1935年9月17号天亮的时候,第一缕阳光照进山谷,一面红旗,被张仁初亲手插上了腊子口的主峰。
彻夜未眠的毛主席在望远镜里看到那面旗帜时,长长地舒了一口气,激动地对身边的人说:“我们闯过来了!
北上有了希望!”
腊子口这一仗,让张仁初“疯名”远扬,更重要的是,它打通了中央红军北上的生命通道,让中国革命的火种得以保留。

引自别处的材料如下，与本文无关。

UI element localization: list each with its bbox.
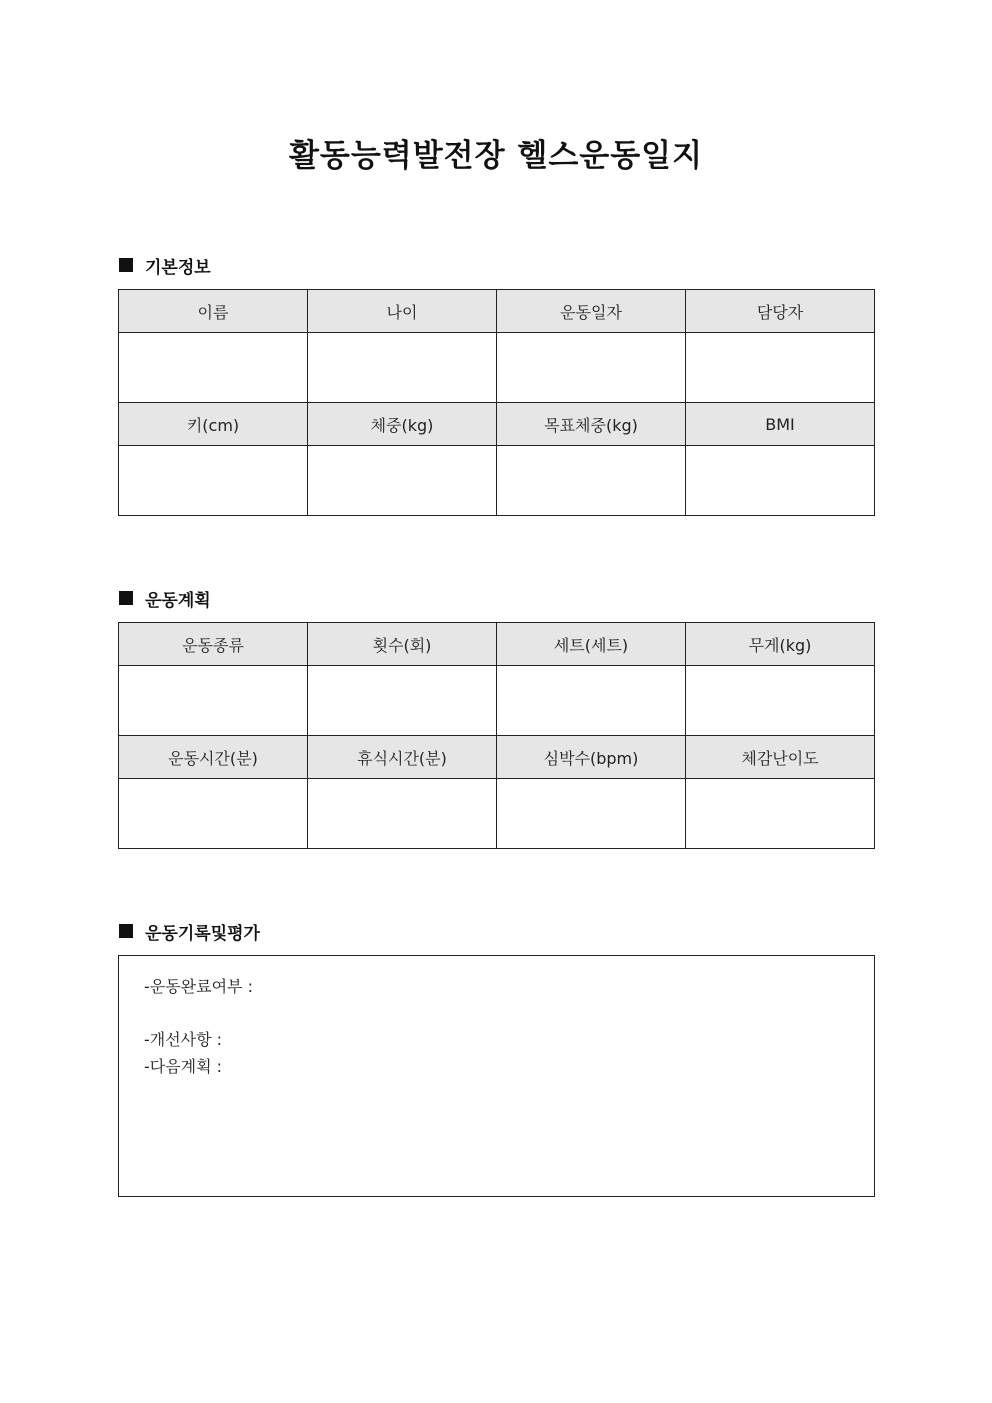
record-line-completion: -운동완료여부 : — [144, 977, 253, 996]
input-cell-heart-rate[interactable] — [497, 779, 686, 849]
table-input-row — [119, 666, 875, 736]
header-cell-manager: 담당자 — [686, 290, 875, 333]
header-cell-target-weight: 목표체중(kg) — [497, 403, 686, 446]
table-input-row — [119, 333, 875, 403]
header-cell-weight: 체중(kg) — [308, 403, 497, 446]
input-cell-name[interactable] — [119, 333, 308, 403]
table-header-row — [119, 623, 875, 666]
input-cell-reps[interactable] — [308, 666, 497, 736]
header-cell-reps: 횟수(회) — [308, 623, 497, 666]
table-header-row — [119, 290, 875, 333]
input-cell-load[interactable] — [686, 666, 875, 736]
input-cell-exercise-date[interactable] — [497, 333, 686, 403]
record-line-improvements: -개선사항 : — [144, 1030, 223, 1049]
exercise-plan-table — [118, 622, 875, 849]
header-cell-age: 나이 — [308, 290, 497, 333]
header-cell-perceived-difficulty: 체감난이도 — [686, 736, 875, 779]
input-cell-target-weight[interactable] — [497, 446, 686, 516]
input-cell-exercise-time[interactable] — [119, 779, 308, 849]
document-title: 활동능력발전장 헬스운동일지 — [288, 138, 704, 174]
record-evaluation-box[interactable] — [118, 955, 875, 1197]
square-bullet-icon — [119, 258, 133, 272]
section-title: 운동기록및평가 — [145, 923, 260, 944]
input-cell-bmi[interactable] — [686, 446, 875, 516]
section-heading-basic-info — [119, 254, 211, 276]
table-input-row — [119, 779, 875, 849]
table-header-row — [119, 403, 875, 446]
header-cell-load: 무게(kg) — [686, 623, 875, 666]
input-cell-height[interactable] — [119, 446, 308, 516]
header-cell-exercise-time: 운동시간(분) — [119, 736, 308, 779]
table-input-row — [119, 446, 875, 516]
header-cell-name: 이름 — [119, 290, 308, 333]
input-cell-perceived-difficulty[interactable] — [686, 779, 875, 849]
section-title: 운동계획 — [145, 590, 211, 611]
header-cell-exercise-type: 운동종류 — [119, 623, 308, 666]
header-cell-sets: 세트(세트) — [497, 623, 686, 666]
section-title: 기본정보 — [145, 257, 211, 278]
header-cell-exercise-date: 운동일자 — [497, 290, 686, 333]
basic-info-table — [118, 289, 875, 516]
header-cell-height: 키(cm) — [119, 403, 308, 446]
input-cell-weight[interactable] — [308, 446, 497, 516]
square-bullet-icon — [119, 591, 133, 605]
header-cell-rest-time: 휴식시간(분) — [308, 736, 497, 779]
header-cell-heart-rate: 심박수(bpm) — [497, 736, 686, 779]
table-header-row — [119, 736, 875, 779]
header-cell-bmi: BMI — [686, 403, 875, 446]
input-cell-exercise-type[interactable] — [119, 666, 308, 736]
input-cell-manager[interactable] — [686, 333, 875, 403]
section-heading-record — [119, 920, 260, 942]
section-heading-exercise-plan — [119, 587, 211, 609]
input-cell-sets[interactable] — [497, 666, 686, 736]
input-cell-rest-time[interactable] — [308, 779, 497, 849]
square-bullet-icon — [119, 924, 133, 938]
record-line-next-plan: -다음계획 : — [144, 1057, 223, 1076]
input-cell-age[interactable] — [308, 333, 497, 403]
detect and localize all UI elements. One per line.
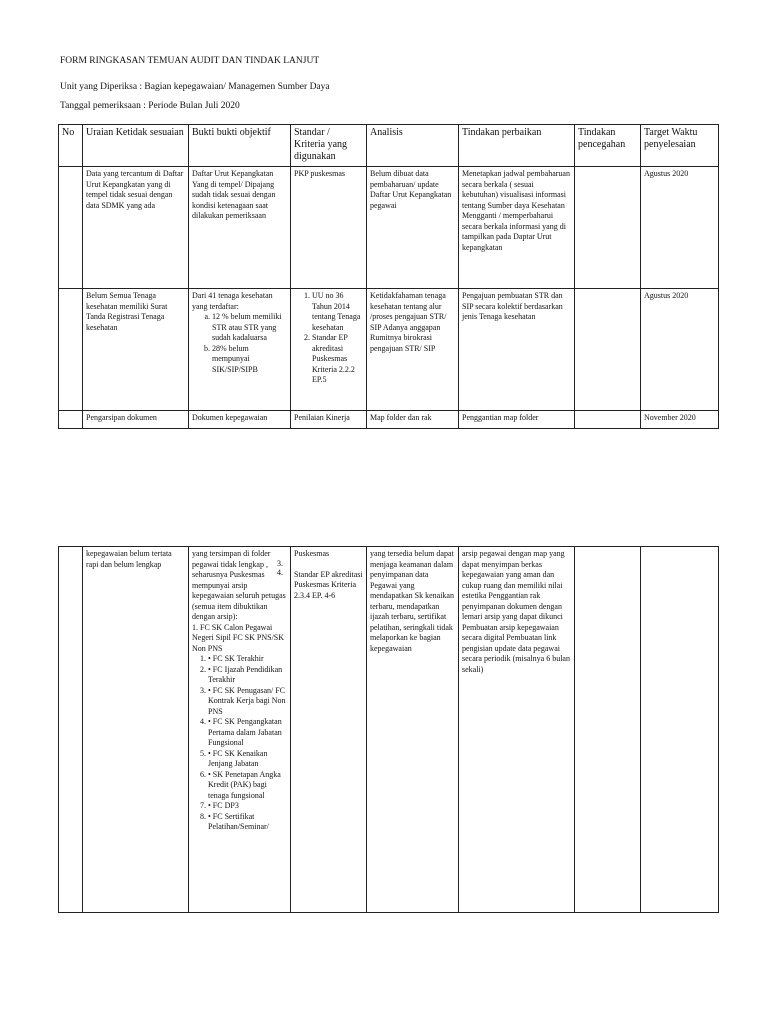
standar-cell: Penilaian Kinerja (291, 411, 367, 429)
pencegahan-cell (575, 547, 641, 913)
pencegahan-cell (575, 289, 641, 411)
perbaikan-cell: Menetapkan jadwal pembaharuan secara berkala ( sesuai kebutuhan) visualisasi informasi tentang Sumber daya Kesehatan Mengganti / memperbaharui secara berkala informasi yang di tampilkan pada Daptar Urut kepangkatan (459, 167, 575, 289)
standar-numbering: 3. 4. (277, 559, 283, 577)
audit-table (58, 124, 719, 429)
audit-table-continuation (58, 546, 719, 913)
col-target-header: Target Waktu penyelesaian (641, 125, 719, 167)
list-item: 1. • FC SK Terakhir (208, 654, 287, 665)
standar-item-2: 2. Standar EP akreditasi Puskesmas Kriteria 2.2.2 EP.5 (312, 333, 363, 386)
date-line: Tanggal pemeriksaan : Periode Bulan Juli 2020 (60, 101, 240, 111)
bukti-intro: yang tersimpan di folder pegawai tidak lengkap , seharusnya Puskesmas mempunyai arsip kepegawaian seluruh petugas (semua item dibuktikan dengan arsip): (192, 549, 286, 621)
bukti-cell: Dokumen kepegawaian (189, 411, 291, 429)
list-item: 4. • FC SK Pengangkatan Pertama dalam Jabatan Fungsional (208, 717, 287, 749)
uraian-cell: Pengarsipan dokumen (83, 411, 189, 429)
standar-cell (277, 547, 367, 913)
col-no-header: No (59, 125, 83, 167)
bukti-cell (189, 547, 291, 913)
list-item: 2. • FC Ijazah Pendidikan Terakhir (208, 665, 287, 686)
list-item: 6. • SK Penetapan Angka Kredit (PAK) bagi tenaga fungsional (208, 770, 287, 802)
list-item: 7. • FC DP3 (208, 801, 287, 812)
uraian-cell: Belum Semua Tenaga kesehatan memiliki Surat Tanda Registrasi Tenaga kesehatan (83, 289, 189, 411)
standar-cell (291, 289, 367, 411)
list-item: 5. • FC SK Kenaikan Jenjang Jabatan (208, 749, 287, 770)
target-cell: November 2020 (641, 411, 719, 429)
standar-item-2: Standar EP akreditasi Puskesmas Kriteria 2.3.4 EP. 4-6 (294, 569, 363, 600)
col-pencegahan-header: Tindakan pencegahan (575, 125, 641, 167)
list-item: 8. • FC Sertifikat Pelatihan/Seminar/ (208, 812, 287, 833)
list-item: 3. • FC SK Penugasan/ FC Kontrak Kerja bagi Non PNS (208, 686, 287, 718)
analisis-cell: yang tersedia belum dapat menjaga keamanan dalam penyimpanan data Pegawai yang mendapatkan Sk kenaikan terbaru, mendapatkan ijazah terbaru, sertifikat pelatihan, seringkali tidak melaporkan ke bagian kepegawaian (367, 547, 459, 913)
bukti-intro: Dari 41 tenaga kesehatan yang terdaftar: (192, 291, 273, 311)
header-row (59, 125, 719, 167)
table-row (59, 547, 719, 913)
col-perbaikan-header: Tindakan perbaikan (459, 125, 575, 167)
pencegahan-cell (575, 167, 641, 289)
pencegahan-cell (575, 411, 641, 429)
standar-cell: PKP puskesmas (291, 167, 367, 289)
bukti-cell (189, 289, 291, 411)
bukti-cell: Daftar Urut Kepangkatan Yang di tempel/ Dipajang sudah tidak sesuai dengan kondisi ketenagaan saat dilakukan pemeriksaan (189, 167, 291, 289)
table-row (59, 167, 719, 289)
form-title: FORM RINGKASAN TEMUAN AUDIT DAN TINDAK LANJUT (60, 56, 320, 66)
target-cell: Agustus 2020 (641, 167, 719, 289)
col-bukti-header: Bukti bukti objektif (189, 125, 291, 167)
table-row (59, 411, 719, 429)
uraian-cell: kepegawaian belum tertata rapi dan belum lengkap (83, 547, 189, 913)
bukti-item-b: b. 28% belum mempunyai SIK/SIP/SIPB (212, 344, 287, 376)
analisis-cell: Ketidakfahaman tenaga kesehatan tentang alur /proses pengajuan STR/ SIP Adanya anggapan Rumitnya birokrasi pengajuan STR/ SIP (367, 289, 459, 411)
standar-item-1: Puskesmas (294, 549, 330, 558)
analisis-cell: Belum dibuat data pembaharuan/ update Daftar Urut Kepangkatan pegawai (367, 167, 459, 289)
col-standar-header: Standar / Kriteria yang digunakan (291, 125, 367, 167)
uraian-cell: Data yang tercantum di Daftar Urut Kepangkatan yang di tempel tidak sesuai dengan data SDMK yang ada (83, 167, 189, 289)
col-analisis-header: Analisis (367, 125, 459, 167)
perbaikan-cell: arsip pegawai dengan map yang dapat menyimpan berkas kepegawaian yang aman dan cukup ruang dan memiliki nilai estetika Penggantian rak penyimpanan dokumen dengan lemari arsip yang dapat dikunci Pembuatan arsip kepegawaian secara digital Pembuatan link pengisian update data pegawai secara periodik (misalnya 6 bulan sekali) (459, 547, 575, 913)
col-uraian-header: Uraian Ketidak sesuaian (83, 125, 189, 167)
perbaikan-cell: Pengajuan pembuatan STR dan SIP secara kolektif berdasarkan jenis Tenaga kesehatan (459, 289, 575, 411)
table-row (59, 289, 719, 411)
target-cell (641, 547, 719, 913)
analisis-cell: Map folder dan rak (367, 411, 459, 429)
unit-line: Unit yang Diperiksa : Bagian kepegawaian/ Managemen Sumber Daya (60, 82, 330, 92)
target-cell: Agustus 2020 (641, 289, 719, 411)
perbaikan-cell: Penggantian map folder (459, 411, 575, 429)
bukti-item-a: a. 12 % belum memiliki STR atau STR yang sudah kadaluarsa (212, 312, 287, 344)
standar-item-1: 1. UU no 36 Tahun 2014 tentang Tenaga kesehatan (312, 291, 363, 333)
bukti-sub: 1. FC SK Calon Pegawai Negeri Sipil FC SK PNS/SK Non PNS (192, 622, 285, 653)
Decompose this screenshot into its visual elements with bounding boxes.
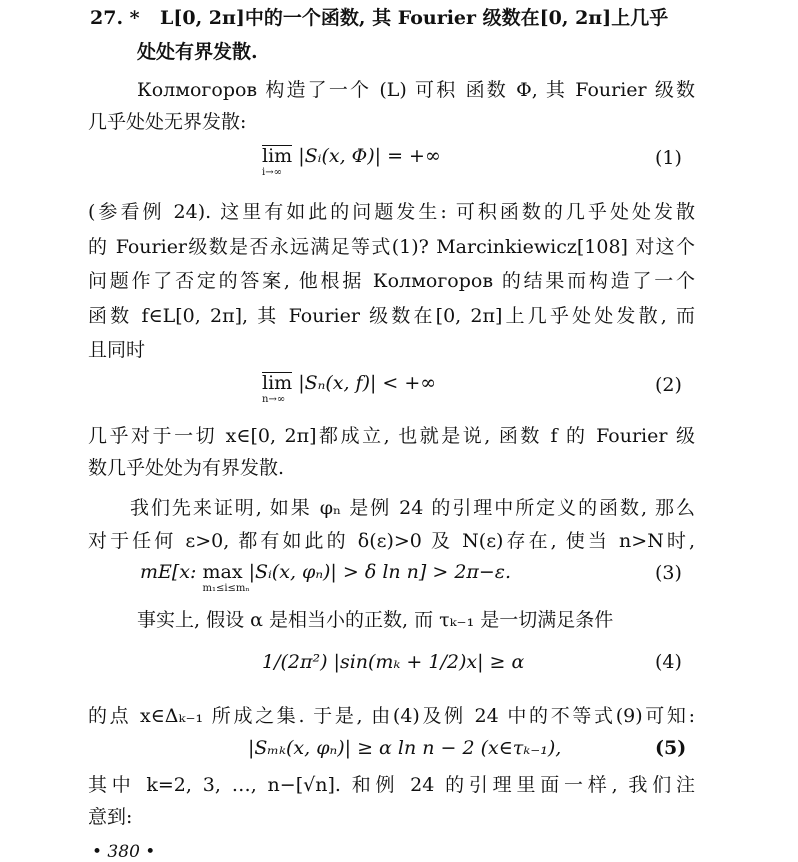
paragraph-line: 事实上, 假设 α 是相当小的正数, 而 τₖ₋₁ 是一切满足条件	[137, 609, 614, 631]
max-operator: max m₁≤i≤mₙ	[202, 561, 250, 594]
paragraph-line: 问题作了否定的答案, 他根据 Колмогоров 的结果而构造了一个	[88, 270, 695, 292]
limsup-operator: lim n→∞	[262, 372, 293, 405]
equation-4: 1/(2π²) |sin(mₖ + 1/2)x| ≥ α	[262, 651, 525, 673]
equation-3: mE[x: max m₁≤i≤mₙ |Sᵢ(x, φₙ)| > δ ln n] > 2π−ε.	[140, 561, 512, 594]
equation-number: (4)	[655, 651, 682, 673]
heading-title-line1: L[0, 2π]中的一个函数, 其 Fourier 级数在[0, 2π]上几乎	[160, 7, 669, 29]
paragraph-line: Колмогоров 构造了一个 (L) 可积 函数 Φ, 其 Fourier 级数	[137, 79, 695, 101]
heading-title-line2: 处处有界发散.	[137, 41, 258, 63]
paragraph-line: 我们先来证明, 如果 φₙ 是例 24 的引理中所定义的函数, 那么	[130, 497, 695, 519]
paragraph-line: 意到:	[88, 806, 133, 828]
paragraph-line: 数几乎处处为有界发散.	[88, 457, 285, 479]
equation-2: lim n→∞ |Sₙ(x, f)| < +∞	[262, 372, 437, 405]
equation-5: |Sₘₖ(x, φₙ)| ≥ α ln n − 2 (x∈τₖ₋₁),	[248, 737, 562, 759]
paragraph-line: 几乎对于一切 x∈[0, 2π]都成立, 也就是说, 函数 f 的 Fourier 级	[88, 425, 695, 447]
paragraph-line: 函数 f∈L[0, 2π], 其 Fourier 级数在[0, 2π]上几乎处处发散, 而	[88, 305, 695, 327]
paragraph-line: 对于任何 ε>0, 都有如此的 δ(ε)>0 及 N(ε)存在, 使当 n>N时,	[88, 530, 695, 552]
equation-1: lim i→∞ |Sᵢ(x, Φ)| = +∞	[262, 145, 441, 178]
equation-number: (3)	[655, 562, 682, 584]
paragraph-line: 其中 k=2, 3, …, n−[√n]. 和例 24 的引理里面一样, 我们注	[88, 774, 695, 796]
heading-number: 27. *	[90, 7, 140, 29]
paragraph-line: 几乎处处无界发散:	[88, 111, 247, 133]
paragraph-line: 的 Fourier级数是否永远满足等式(1)? Marcinkiewicz[108] 对这个	[88, 236, 695, 258]
paragraph-line: (参看例 24). 这里有如此的问题发生: 可积函数的几乎处处发散	[88, 201, 695, 223]
page-number: • 380 •	[92, 842, 156, 862]
equation-number: (5)	[655, 737, 687, 759]
paragraph-line: 且同时	[88, 339, 146, 361]
paragraph-line: 的点 x∈Δₖ₋₁ 所成之集. 于是, 由(4)及例 24 中的不等式(9)可知:	[88, 705, 695, 727]
equation-number: (1)	[655, 147, 682, 169]
limsup-operator: lim i→∞	[262, 145, 293, 178]
equation-number: (2)	[655, 374, 682, 396]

张仁初的“疯”,在最要命的关头,变成了扭转乾坤的智慧和胆量。
从那以后,无论是抗日战争、解放战争还是抗美援朝,张仁初的“疯”劲不减,战功累累,从一个营长,打成了军长。
所以,再回到1955年怀仁堂的那个下午。
毛主席的破例,就很好理解了。
他亲自为张仁初授衔,不光是奖赏一个战功卓著的将军,更是在向二十年前那段九死一生的岁月致敬,向那种在绝境里硬生生杀出一条活路的红军精神致敬。
张仁初,就是这种精神的活生生的代表。
那枚沉甸甸的中将将星,承载的不仅是荣耀,更是一位领袖对一个在生死关头救了全局的战士,一份跨越了二十年的肯定。
因为常年征战,张仁初身上留下了严重的胃病和关节炎,常常疼得彻夜难眠。
1969年,他因病去世,年仅60岁。